The week-end started with a morning ride on my horse, Nello. (In this picture he doesn't have his bridle on yet, and thinks he can reach a bag of carrots he has spotted...comical.) We took a solitary trail ride which was amazing -- the birds were chirping, we spotted a few deer, and the mosquitos had taken a break from their hobby of driving us crazy. Nello has had something of a miracle descend upon him this summer - he is pulling a Benjamin Button, and is more fit and happier (he actually seems younger) than I've ever known him. At 23 he is not a spring chicken, and he is loaded with arthritis, but this summer has seen us gallop down the trail in defiance of all I have been told told he can never do again. I never ask him to gallop, but if he wants to (if he starts it, in other words), I'm willing. He is funny - a laid-back, good-time fellow, on the trail he shows his one competitive streak, and has to be first in line. We laugh about it; it's as if his" inner Secretariat" comes out. (My trail-riding buddy says, is it Nello that has to be first, or you, Deirdre?)

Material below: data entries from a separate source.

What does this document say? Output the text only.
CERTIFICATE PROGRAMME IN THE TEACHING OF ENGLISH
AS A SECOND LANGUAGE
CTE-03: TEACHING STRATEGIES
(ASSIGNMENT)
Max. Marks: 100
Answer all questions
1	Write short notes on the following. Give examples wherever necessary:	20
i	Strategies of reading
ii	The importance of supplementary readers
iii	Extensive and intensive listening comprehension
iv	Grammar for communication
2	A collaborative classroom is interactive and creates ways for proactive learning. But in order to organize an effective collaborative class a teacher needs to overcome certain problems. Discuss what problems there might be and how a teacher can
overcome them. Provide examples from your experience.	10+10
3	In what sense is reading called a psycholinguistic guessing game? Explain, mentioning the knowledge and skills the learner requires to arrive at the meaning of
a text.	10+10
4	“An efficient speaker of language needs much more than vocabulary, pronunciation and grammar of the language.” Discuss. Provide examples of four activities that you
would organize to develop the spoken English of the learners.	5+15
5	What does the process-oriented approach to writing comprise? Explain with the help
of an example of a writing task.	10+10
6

Then it was up to Bristol, about three and a half hours away. Bristol is on the easternmost tip of Maine, and is part of the legendary rocky shores of Maine -- absolutely stunning, and everything you hope for on the drive up. We rented kayaks and took them out each night to see the sunset over the bay, and also, on the second night, to have prime seating for the Bristol Days fireworks. The wide open water of the bay was almost surreal in its many-layered peacefulness -- the water lapping quietly against the kayaks in the dark, the penetrating, hazy light of the "SuperMoon" hanging up in the sky like a huge orangey golf ball, and then, at long last, the fireworks exploding from the shore, sparkling over the water we were floating in before fading, then disappearing completely.

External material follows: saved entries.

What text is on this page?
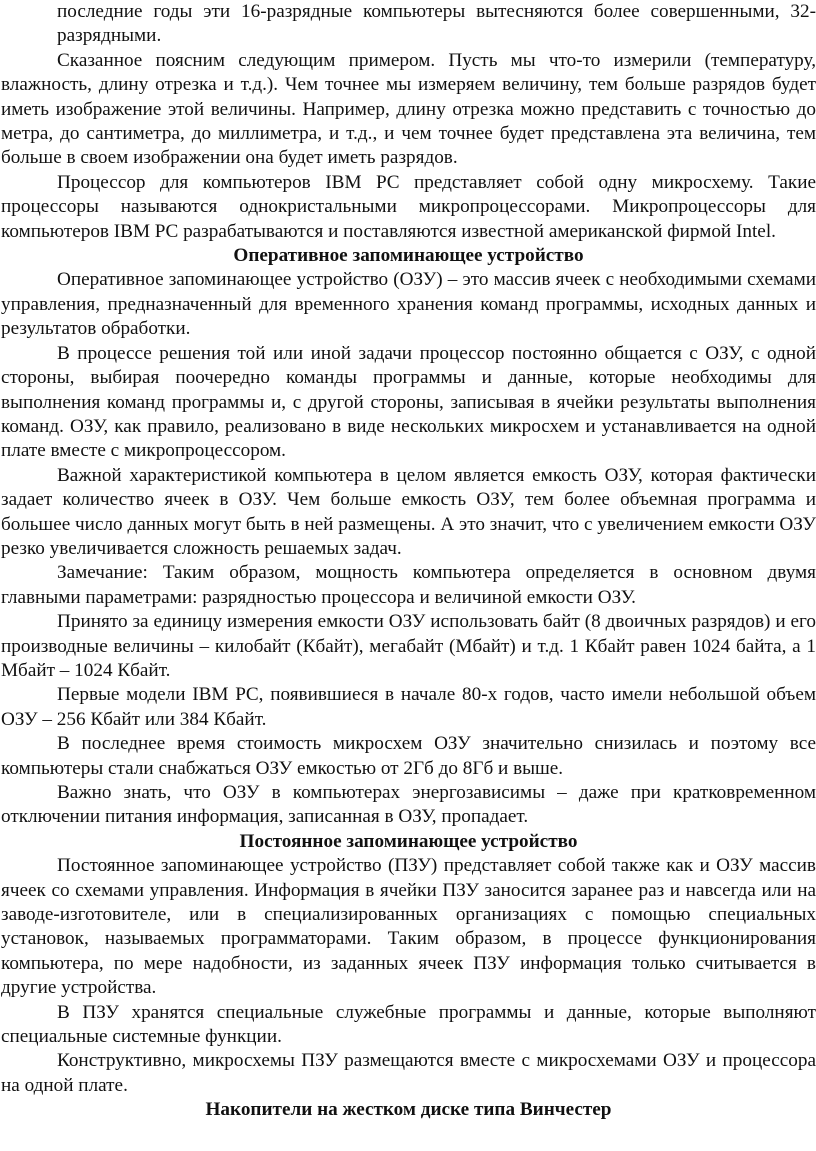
последние годы эти 16-разрядные компьютеры вытесняются более совершенными, 32-разрядными.

Сказанное поясним следующим примером. Пусть мы что-то измерили (температуру, влажность, длину отрезка и т.д.). Чем точнее мы измеряем величину, тем больше разрядов будет иметь изображение этой величины. Например, длину отрезка можно представить с точностью до метра, до сантиметра, до миллиметра, и т.д., и чем точнее будет представлена эта величина, тем больше в своем изображении она будет иметь разрядов.

Процессор для компьютеров IBM PC представляет собой одну микросхему. Такие процессоры называются однокристальными микропроцессорами. Микропроцессоры для компьютеров IBM PC разрабатываются и поставляются известной американской фирмой Intel.

Оперативное запоминающее устройство

Оперативное запоминающее устройство (ОЗУ) – это массив ячеек с необходимыми схемами управления, предназначенный для временного хранения команд программы, исходных данных и результатов обработки.

В процессе решения той или иной задачи процессор постоянно общается с ОЗУ, с одной стороны, выбирая поочередно команды программы и данные, которые необходимы для выполнения команд программы и, с другой стороны, записывая в ячейки результаты выполнения команд. ОЗУ, как правило, реализовано в виде нескольких микросхем и устанавливается на одной плате вместе с микропроцессором.

Важной характеристикой компьютера в целом является емкость ОЗУ, которая фактически задает количество ячеек в ОЗУ. Чем больше емкость ОЗУ, тем более объемная программа и большее число данных могут быть в ней размещены. А это значит, что с увеличением емкости ОЗУ резко увеличивается сложность решаемых задач.

Замечание: Таким образом, мощность компьютера определяется в основном двумя главными параметрами: разрядностью процессора и величиной емкости ОЗУ.

Принято за единицу измерения емкости ОЗУ использовать байт (8 двоичных разрядов) и его производные величины – килобайт (Кбайт), мегабайт (Мбайт) и т.д. 1 Кбайт равен 1024 байта, а 1 Мбайт – 1024 Кбайт.

Первые модели IBM PC, появившиеся в начале 80-х годов, часто имели небольшой объем ОЗУ – 256 Кбайт или 384 Кбайт.

В последнее время стоимость микросхем ОЗУ значительно снизилась и поэтому все компьютеры стали снабжаться ОЗУ емкостью от 2Гб до 8Гб и выше.

Важно знать, что ОЗУ в компьютерах энергозависимы – даже при кратковременном отключении питания информация, записанная в ОЗУ, пропадает.

Постоянное запоминающее устройство

Постоянное запоминающее устройство (ПЗУ) представляет собой также как и ОЗУ массив ячеек со схемами управления. Информация в ячейки ПЗУ заносится заранее раз и навсегда или на заводе-изготовителе, или в специализированных организациях с помощью специальных установок, называемых программаторами. Таким образом, в процессе функционирования компьютера, по мере надобности, из заданных ячеек ПЗУ информация только считывается в другие устройства.

В ПЗУ хранятся специальные служебные программы и данные, которые выполняют специальные системные функции.

Конструктивно, микросхемы ПЗУ размещаются вместе с микросхемами ОЗУ и процессора на одной плате.

Накопители на жестком диске типа Винчестер
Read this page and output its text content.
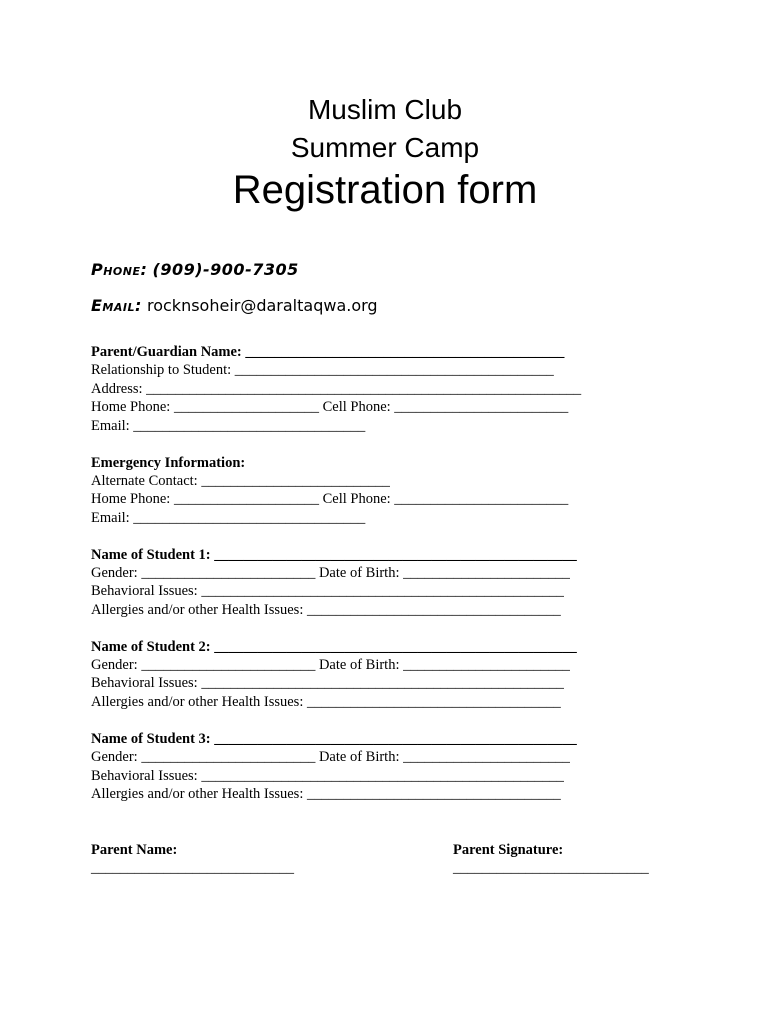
Muslim Club
Summer Camp
Registration form
Phone: (909)-900-7305
Email: rocknsoheir@daraltaqwa.org
Parent/Guardian Name: ____________________________________________
Relationship to Student: ____________________________________________
Address: ____________________________________________________________
Home Phone: ____________________ Cell Phone: ________________________
Email: ________________________________
Emergency Information:
Alternate Contact: __________________________
Home Phone: ____________________ Cell Phone: ________________________
Email: ________________________________
Name of Student 1: __________________________________________________
Gender: ________________________ Date of Birth: _______________________
Behavioral Issues: __________________________________________________
Allergies and/or other Health Issues: ___________________________________
Name of Student 2: __________________________________________________
Gender: ________________________ Date of Birth: _______________________
Behavioral Issues: __________________________________________________
Allergies and/or other Health Issues: ___________________________________
Name of Student 3: __________________________________________________
Gender: ________________________ Date of Birth: _______________________
Behavioral Issues: __________________________________________________
Allergies and/or other Health Issues: ___________________________________
Parent Name:
____________________________
Parent Signature:
___________________________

You could probably spend a lifetime really exploring New England. I felt like I was thousands of miles away from my home right outside Boston, but I was just three and a half hours away. I am now a huge Maine fan, and hope to return soon to hike its wooded trails and explore its culinary delights (lobster omelettes! yum!) as well as more kayaking.
(Lisa in her kayak waiting for fireworks)

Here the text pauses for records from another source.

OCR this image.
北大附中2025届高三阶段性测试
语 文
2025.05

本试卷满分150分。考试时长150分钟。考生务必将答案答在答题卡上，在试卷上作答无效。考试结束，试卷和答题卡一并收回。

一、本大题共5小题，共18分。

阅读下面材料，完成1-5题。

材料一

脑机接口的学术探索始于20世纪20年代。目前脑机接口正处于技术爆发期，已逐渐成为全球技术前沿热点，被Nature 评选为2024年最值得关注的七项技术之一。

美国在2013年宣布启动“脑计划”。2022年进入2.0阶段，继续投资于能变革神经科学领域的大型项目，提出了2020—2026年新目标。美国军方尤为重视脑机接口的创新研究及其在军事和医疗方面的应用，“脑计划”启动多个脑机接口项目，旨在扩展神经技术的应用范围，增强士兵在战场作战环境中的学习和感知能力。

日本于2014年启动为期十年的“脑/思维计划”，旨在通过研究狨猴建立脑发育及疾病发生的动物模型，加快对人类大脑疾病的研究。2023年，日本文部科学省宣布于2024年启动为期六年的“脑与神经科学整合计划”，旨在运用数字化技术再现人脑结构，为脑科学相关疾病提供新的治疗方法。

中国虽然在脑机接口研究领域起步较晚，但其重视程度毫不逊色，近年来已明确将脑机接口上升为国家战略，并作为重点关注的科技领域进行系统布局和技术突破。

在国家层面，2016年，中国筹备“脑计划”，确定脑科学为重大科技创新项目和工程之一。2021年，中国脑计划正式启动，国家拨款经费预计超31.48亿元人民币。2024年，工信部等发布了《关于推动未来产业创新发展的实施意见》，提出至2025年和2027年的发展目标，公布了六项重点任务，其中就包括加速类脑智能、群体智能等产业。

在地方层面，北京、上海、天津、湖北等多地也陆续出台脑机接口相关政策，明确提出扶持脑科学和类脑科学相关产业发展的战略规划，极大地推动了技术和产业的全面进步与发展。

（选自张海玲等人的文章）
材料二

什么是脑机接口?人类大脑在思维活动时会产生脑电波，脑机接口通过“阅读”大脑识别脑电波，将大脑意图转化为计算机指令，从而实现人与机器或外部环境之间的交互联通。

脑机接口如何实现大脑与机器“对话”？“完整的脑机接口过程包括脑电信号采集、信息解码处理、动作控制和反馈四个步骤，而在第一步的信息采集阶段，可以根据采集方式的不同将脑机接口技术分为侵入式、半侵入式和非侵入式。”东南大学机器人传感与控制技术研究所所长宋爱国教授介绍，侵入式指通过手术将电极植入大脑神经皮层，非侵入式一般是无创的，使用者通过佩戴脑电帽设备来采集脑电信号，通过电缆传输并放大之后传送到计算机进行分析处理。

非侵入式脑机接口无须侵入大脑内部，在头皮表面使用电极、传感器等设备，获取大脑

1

We had to keep reminding each other to put our phones away (cameras), and be in the moment. In today's social-media-driven world, that is a challenge; we feel obligated to share snippets of our lives -- the ones where we look good, the appealing ones -- with everyone. I am here, I have value, our "shares" scream into the void. My fear? That we become a series of snippets, unable to live longer, quieter moments long enough to absorb the value they offer. (Moonlight kayaking gives a girl deep thoughts!)
As our designated IPhone photojournalist, however, I was granted a pass, and snapped many fun, cute, beautiful, serene, and goofy pics. (There were also many duds; several of my knees in the kayak.)